Wie auch immer: die unglückliche Ingeburg
wird
auf Befehl des Königs ins Kloster Saint-Maur-des-Fosses gesteckt.
Philipp besucht Ingeburg
dort zu einem letzten Versuch, der ebenso ergebnislos bleibt. Binnen zweier
Wochen tritt in Compiegne ein Konzil zusammen, das dem König natürlich
ergeben ist und am 5. September 1193 die Ehe trennt. Der Vorwand ist ebenso
klassisch wie unsinnig: Blutsverwandtschaft. Ingeburg
wird
- weit von Paris - in das Kloster Cysoing bei Tournai im Henengau, der
Herkunft von Philipps erster Gemahlin,
gebracht. Sie lebt dort völlig abgeschieden und unter erbärmlichen
Umständen. Aber sie gibt nicht nach. Sie wendet sich an Rom. Papst
Coelestin III. unternimmt ebenso zahlreiche wie vergebliche Demarchen beim
französischen König. Dann entscheidet der Papast: er annulliert
am 13. März 1195 die Annullierung der Ehe und befiehlt den französischen
Prälaten, keine Wiederverheiratung ihres Königs zuzulassen.
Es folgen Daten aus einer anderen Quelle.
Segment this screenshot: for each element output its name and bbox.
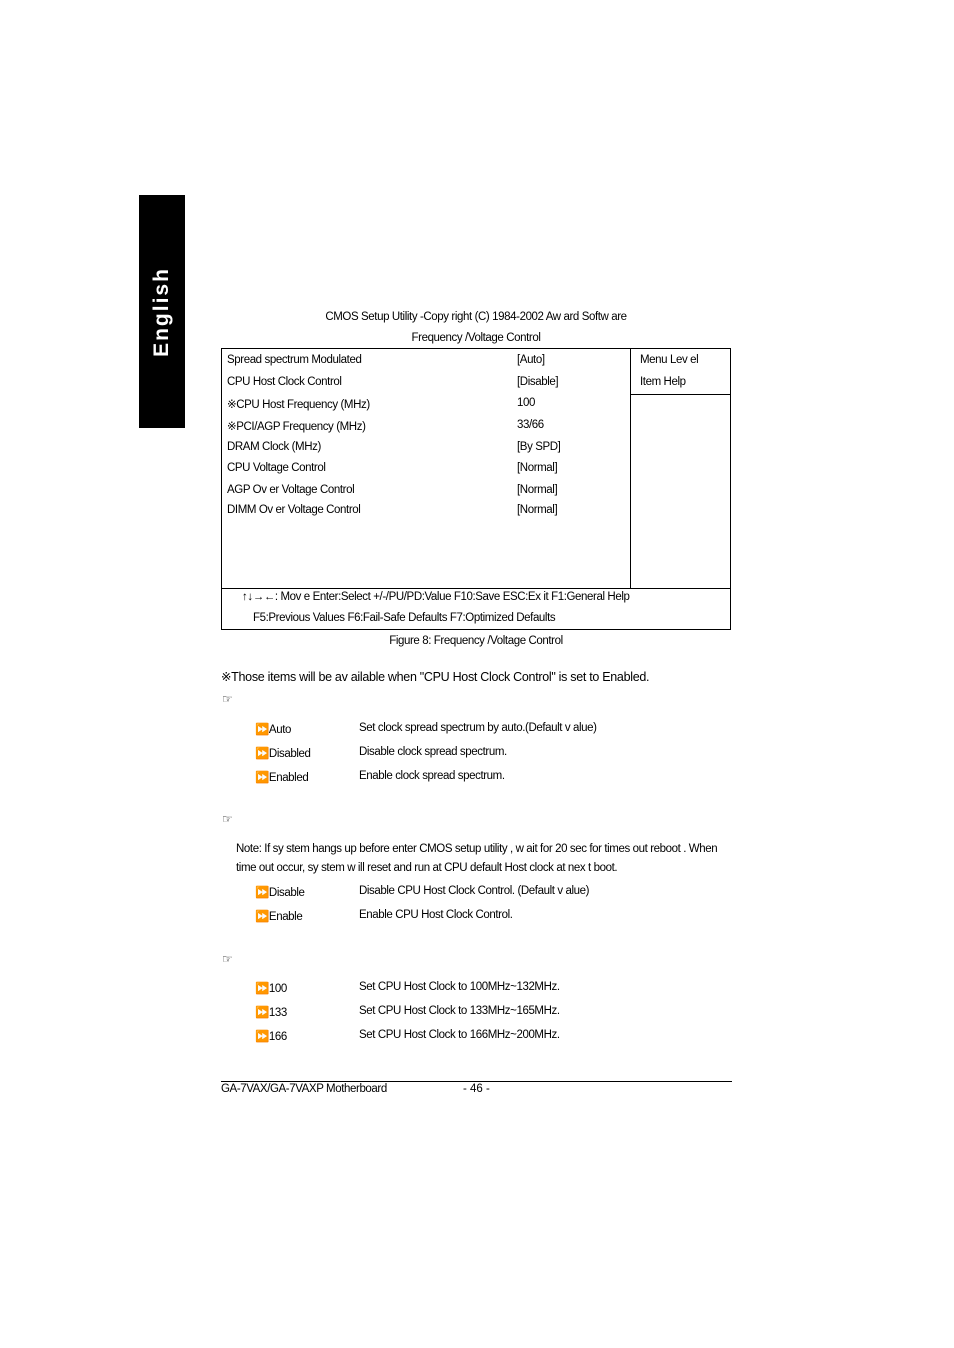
option-key: Disable	[268, 887, 305, 899]
bios-subtitle: Frequency /Voltage Control	[411, 332, 541, 344]
bios-screen	[221, 348, 731, 630]
footer-divider	[221, 1081, 732, 1082]
pointing-hand-icon: ☞	[222, 812, 233, 826]
option-row	[255, 722, 725, 740]
bios-row-value[interactable]: [Normal]	[517, 484, 558, 496]
fast-forward-icon: ⏩	[255, 1031, 269, 1043]
bios-row-value[interactable]: 100	[517, 397, 535, 409]
option-description: Enable clock spread spectrum.	[359, 770, 505, 782]
bios-row-value[interactable]: [Disable]	[517, 376, 559, 388]
footer-model: GA-7VAX/GA-7VAXP Motherboard	[221, 1083, 387, 1095]
fast-forward-icon: ⏩	[255, 1007, 269, 1019]
bios-title: CMOS Setup Utility -Copy right (C) 1984-2002 Aw ard Softw are	[325, 311, 627, 323]
bios-row[interactable]	[227, 376, 627, 396]
option-row	[255, 981, 725, 999]
page-number: - 46 -	[463, 1083, 490, 1095]
bios-key-legend	[222, 588, 730, 630]
host-clock-note	[236, 840, 726, 878]
option-key: Enable	[268, 911, 303, 923]
bios-row-label: ※CPU Host Frequency (MHz)	[227, 399, 370, 411]
fast-forward-icon: ⏩	[255, 748, 269, 760]
bios-row[interactable]	[227, 419, 627, 439]
bios-row-label: ※PCI/AGP Frequency (MHz)	[227, 421, 366, 433]
bios-row-value[interactable]: [Auto]	[517, 354, 545, 366]
key-legend-line-2: F5:Previous Values F6:Fail-Safe Defaults F7:Optimized Defaults	[253, 612, 556, 624]
option-key: 100	[268, 983, 287, 995]
option-row	[255, 1029, 725, 1047]
fast-forward-icon: ⏩	[255, 911, 269, 923]
option-description: Set CPU Host Clock to 166MHz~200MHz.	[359, 1029, 560, 1041]
bios-row-label: CPU Voltage Control	[227, 462, 326, 474]
fast-forward-icon: ⏩	[255, 724, 269, 736]
option-key: 166	[268, 1031, 287, 1043]
option-description: Disable CPU Host Clock Control. (Default v alue)	[359, 885, 590, 897]
option-key: 133	[268, 1007, 287, 1019]
bios-row[interactable]	[227, 354, 627, 374]
option-key: Disabled	[268, 748, 311, 760]
item-help-label: Item Help	[640, 376, 686, 388]
bios-row[interactable]	[227, 504, 627, 524]
host-clock-note-line-2: time out occur, sy stem w ill reset and run at CPU default Host clock at nex t boot.	[236, 862, 618, 874]
bios-row[interactable]	[227, 484, 627, 504]
fast-forward-icon: ⏩	[255, 983, 269, 995]
bios-row-value[interactable]: 33/66	[517, 419, 544, 431]
bios-row[interactable]	[227, 441, 627, 461]
bios-row-value[interactable]: [By SPD]	[517, 441, 561, 453]
pointing-hand-icon: ☞	[222, 952, 233, 966]
bios-row-value[interactable]: [Normal]	[517, 462, 558, 474]
bios-row-label: AGP Ov er Voltage Control	[227, 484, 355, 496]
bios-row[interactable]	[227, 397, 627, 417]
option-description: Set CPU Host Clock to 100MHz~132MHz.	[359, 981, 560, 993]
option-key: Auto	[268, 724, 291, 736]
option-description: Enable CPU Host Clock Control.	[359, 909, 513, 921]
figure-caption: Figure 8: Frequency /Voltage Control	[389, 635, 563, 647]
availability-note: ※Those items will be av ailable when "CPU Host Clock Control" is set to Enabled.	[221, 670, 650, 684]
menu-level-label: Menu Lev el	[640, 354, 699, 366]
option-row	[255, 746, 725, 764]
item-help-panel	[630, 349, 731, 588]
key-legend-line-1: ↑↓→←: Mov e Enter:Select +/-/PU/PD:Value F10:Save ESC:Ex it F1:General Help	[242, 591, 630, 603]
option-description: Set clock spread spectrum by auto.(Default v alue)	[359, 722, 597, 734]
bios-row-label: CPU Host Clock Control	[227, 376, 342, 388]
option-description: Disable clock spread spectrum.	[359, 746, 507, 758]
bios-row-label: Spread spectrum Modulated	[227, 354, 362, 366]
option-key: Enabled	[268, 772, 309, 784]
host-clock-note-line-1: Note: If sy stem hangs up before enter CMOS setup utility , w ait for 20 sec for times out reboot . When	[236, 843, 718, 855]
bios-settings-panel	[222, 349, 630, 588]
fast-forward-icon: ⏩	[255, 772, 269, 784]
bios-row[interactable]	[227, 462, 627, 482]
bios-row-label: DIMM Ov er Voltage Control	[227, 504, 361, 516]
language-side-tab	[139, 195, 185, 428]
language-label: English	[150, 266, 173, 357]
option-description: Set CPU Host Clock to 133MHz~165MHz.	[359, 1005, 560, 1017]
option-row	[255, 1005, 725, 1023]
bios-row-value[interactable]: [Normal]	[517, 504, 558, 516]
pointing-hand-icon: ☞	[222, 692, 233, 706]
option-row	[255, 885, 725, 903]
option-row	[255, 770, 725, 788]
fast-forward-icon: ⏩	[255, 887, 269, 899]
option-row	[255, 909, 725, 927]
bios-row-label: DRAM Clock (MHz)	[227, 441, 321, 453]
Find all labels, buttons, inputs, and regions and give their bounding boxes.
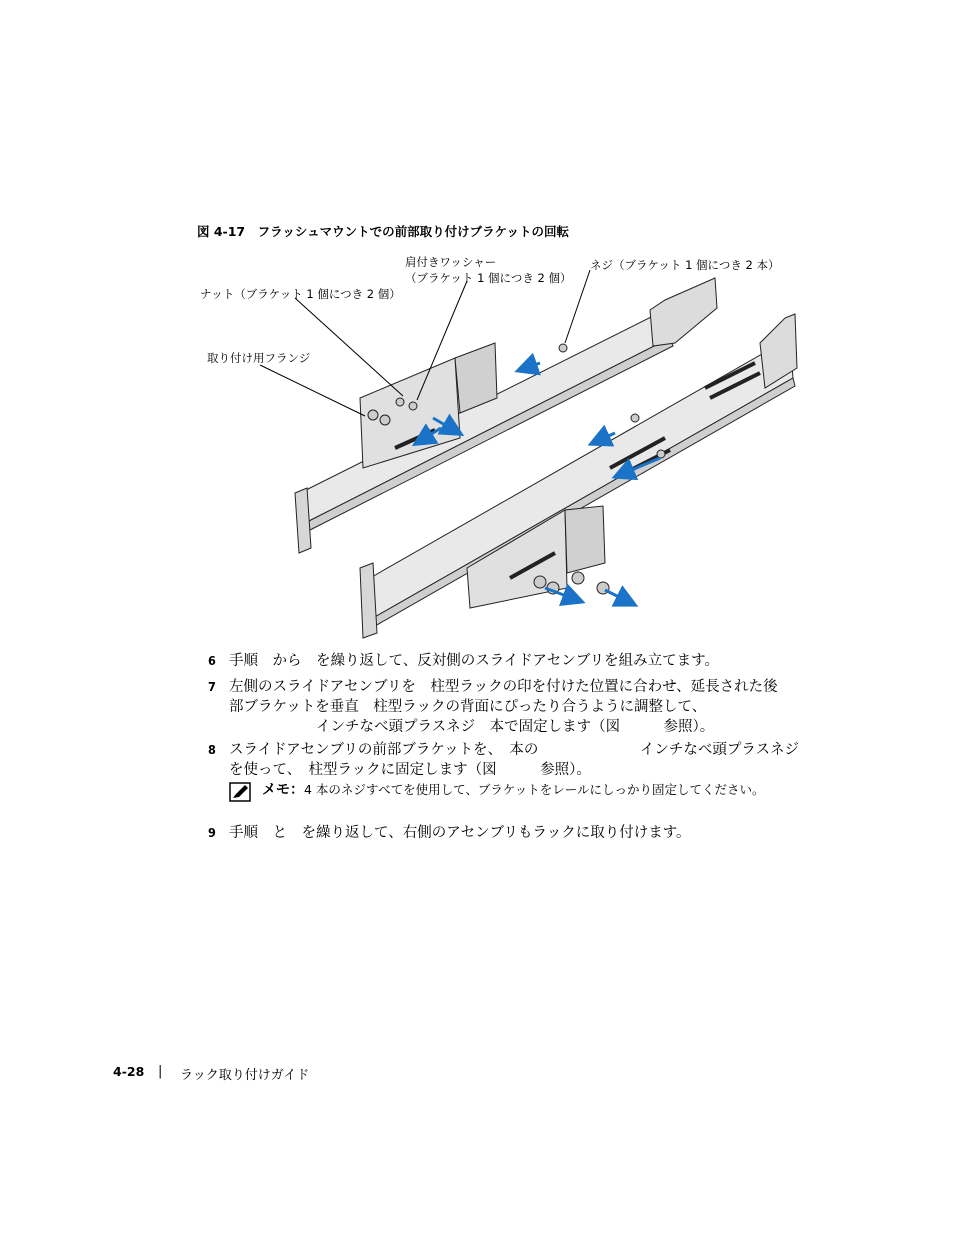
callout-screw: ネジ（ブラケット 1 個につき 2 本）	[590, 258, 780, 272]
note-body: 4 本のネジすべてを使用して、ブラケットをレールにしっかり固定してください。	[304, 782, 765, 797]
note-content	[262, 781, 804, 799]
guide-title: ラック取り付けガイド	[180, 1068, 310, 1083]
step-text: 手順 と を繰り返して、右側のアセンブリもラックに取り付けます。	[229, 825, 691, 841]
step-text: 左側のスライドアセンブリを 柱型ラックの印を付けた位置に合わせ、延長された後 部ブラケットを垂直 柱型ラックの背面にぴったり合うように調整して、 インチなべ頭プラスネジ 本で固定します（図 参照）。	[229, 679, 778, 735]
callout-nut: ナット（ブラケット 1 個につき 2 個）	[200, 287, 401, 301]
callout-washer-line1: 肩付きワッシャー	[405, 255, 497, 269]
step-text: スライドアセンブリの前部ブラケットを、 本の インチなべ頭プラスネジ を使って、 柱型ラックに固定します（図 参照）。	[229, 742, 799, 778]
callout-washer-line2: （ブラケット 1 個につき 2 個）	[405, 271, 572, 285]
callout-flange: 取り付け用フランジ	[207, 351, 311, 365]
step-number: 7	[208, 679, 216, 694]
step-number: 6	[208, 653, 216, 668]
step-number: 9	[208, 825, 216, 840]
footer-separator: |	[158, 1064, 163, 1079]
figure-caption: 図 4-17 フラッシュマウントでの前部取り付けブラケットの回転	[197, 224, 570, 239]
step-6	[208, 651, 808, 671]
step-number: 8	[208, 742, 216, 757]
step-9	[208, 823, 808, 843]
pencil-note-icon	[229, 782, 251, 802]
step-7	[208, 677, 808, 737]
note-box	[229, 781, 804, 799]
step-text: 手順 から を繰り返して、反対側のスライドアセンブリを組み立てます。	[229, 653, 719, 669]
note-heading: メモ：	[262, 782, 304, 798]
page-number: 4-28	[113, 1064, 145, 1079]
rail-assembly-drawing	[195, 248, 825, 648]
step-8	[208, 740, 808, 780]
rail-assembly-illustration	[195, 248, 825, 648]
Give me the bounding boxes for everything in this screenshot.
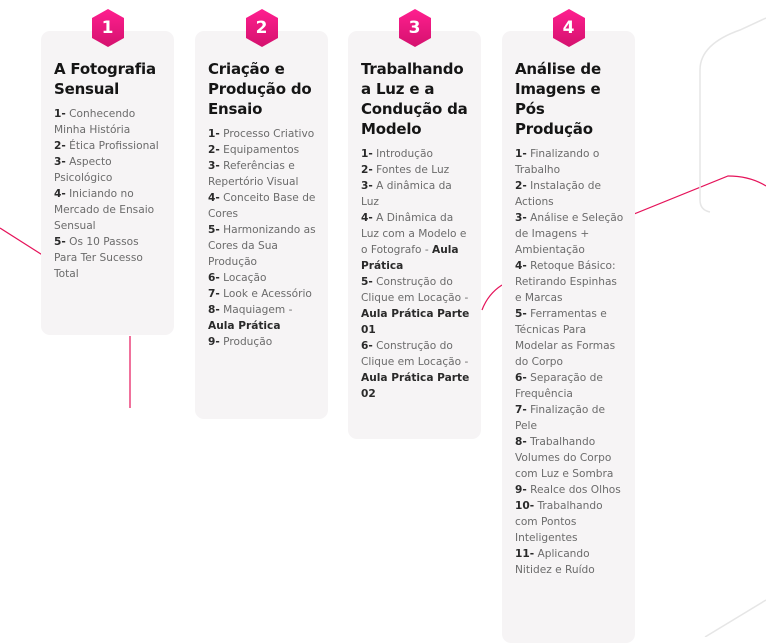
module-number: 3 (408, 18, 421, 38)
lesson-item: 6- Locação (208, 272, 267, 284)
module-badge-1 (90, 8, 126, 48)
module-card-3 (348, 18, 481, 439)
lesson-list (515, 146, 625, 578)
lesson-item: 1- Finalizando o Trabalho (515, 148, 600, 176)
lesson-item: 4- Conceito Base de Cores (208, 192, 316, 220)
lesson-item: 8- Maquiagem - Aula Prática (208, 304, 293, 332)
module-title: Análise de Imagens e Pós Produção (515, 60, 601, 138)
module-badge-4 (551, 8, 587, 48)
lesson-item: 6- Separação de Frequência (515, 372, 603, 400)
lesson-item: 6- Construção do Clique em Locação - Aula Prática Parte 02 (361, 340, 470, 400)
module-card-2 (195, 18, 328, 419)
lesson-item: 8- Trabalhando Volumes do Corpo com Luz e Sombra (515, 436, 614, 480)
lesson-item: 3- Aspecto Psicológico (54, 156, 113, 184)
lesson-item: 9- Realce dos Olhos (515, 484, 621, 496)
lesson-item: 1- Conhecendo Minha História (54, 108, 136, 136)
module-title: A Fotografia Sensual (54, 60, 156, 98)
module-title: Criação e Produção do Ensaio (208, 60, 312, 118)
lesson-list (361, 146, 471, 402)
module-badge-3 (397, 8, 433, 48)
lesson-item: 5- Harmonizando as Cores da Sua Produção (208, 224, 316, 268)
lesson-item: 7- Finalização de Pele (515, 404, 605, 432)
lesson-item: 2- Ética Profissional (54, 140, 159, 152)
lesson-item: 10- Trabalhando com Pontos Inteligentes (515, 500, 603, 544)
lesson-item: 2- Instalação de Actions (515, 180, 601, 208)
module-card-1 (41, 18, 174, 335)
lesson-item: 4- A Dinâmica da Luz com a Modelo e o Fotografo - Aula Prática (361, 212, 467, 272)
module-number: 1 (101, 18, 114, 38)
module-title: Trabalhando a Luz e a Condução da Modelo (361, 60, 468, 138)
lesson-item: 4- Retoque Básico: Retirando Espinhas e Marcas (515, 260, 617, 304)
lesson-item: 5- Ferramentas e Técnicas Para Modelar as Formas do Corpo (515, 308, 616, 368)
lesson-item: 1- Processo Criativo (208, 128, 315, 140)
lesson-item: 7- Look e Acessório (208, 288, 312, 300)
lesson-item: 9- Produção (208, 336, 273, 348)
lesson-item: 5- Construção do Clique em Locação - Aula Prática Parte 01 (361, 276, 470, 336)
lesson-item: 4- Iniciando no Mercado de Ensaio Sensual (54, 188, 155, 232)
module-number: 2 (255, 18, 268, 38)
lesson-item: 3- Referências e Repertório Visual (208, 160, 299, 188)
lesson-item: 3- Análise e Seleção de Imagens + Ambientação (515, 212, 624, 256)
module-card-4 (502, 18, 635, 643)
lesson-item: 5- Os 10 Passos Para Ter Sucesso Total (54, 236, 143, 280)
lesson-item: 1- Introdução (361, 148, 433, 160)
lesson-item: 3- A dinâmica da Luz (361, 180, 452, 208)
module-number: 4 (562, 18, 575, 38)
lesson-list (208, 126, 318, 350)
lesson-item: 2- Fontes de Luz (361, 164, 450, 176)
module-badge-2 (244, 8, 280, 48)
lesson-list (54, 106, 164, 282)
lesson-item: 2- Equipamentos (208, 144, 300, 156)
lesson-item: 11- Aplicando Nitidez e Ruído (515, 548, 595, 576)
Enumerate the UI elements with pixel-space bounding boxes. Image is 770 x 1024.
Ungeachtet dessen sendet Philipp
auf
der Suche nach einer neuen Frau seine Boten aus: man schließt ihnen
vor der Nase die Tore. Philipp entscheidet
sich 1196 schließlich für eine deutsche Prinzessin: Agnes
von Meran. Mit Agnes ist
Philipp
ein
fragiles, ebenso aufrichtiges wie umstrittenes Glück beschieden. Ein
neuer Papst, Innozenz III., ein energischerer Mann als sein Vorgänger,
fordert Philipp
auf, sich von Agnes
zu trennen und zu seiner rechtmäßigen Frau zurückzukehren.
Der Papst bezeichnet Agnes als "Eindringling"
und "die Frau von Außen". Philipp
weigert sich. Und Innozenz verkündet das schlimmste aller Urteile.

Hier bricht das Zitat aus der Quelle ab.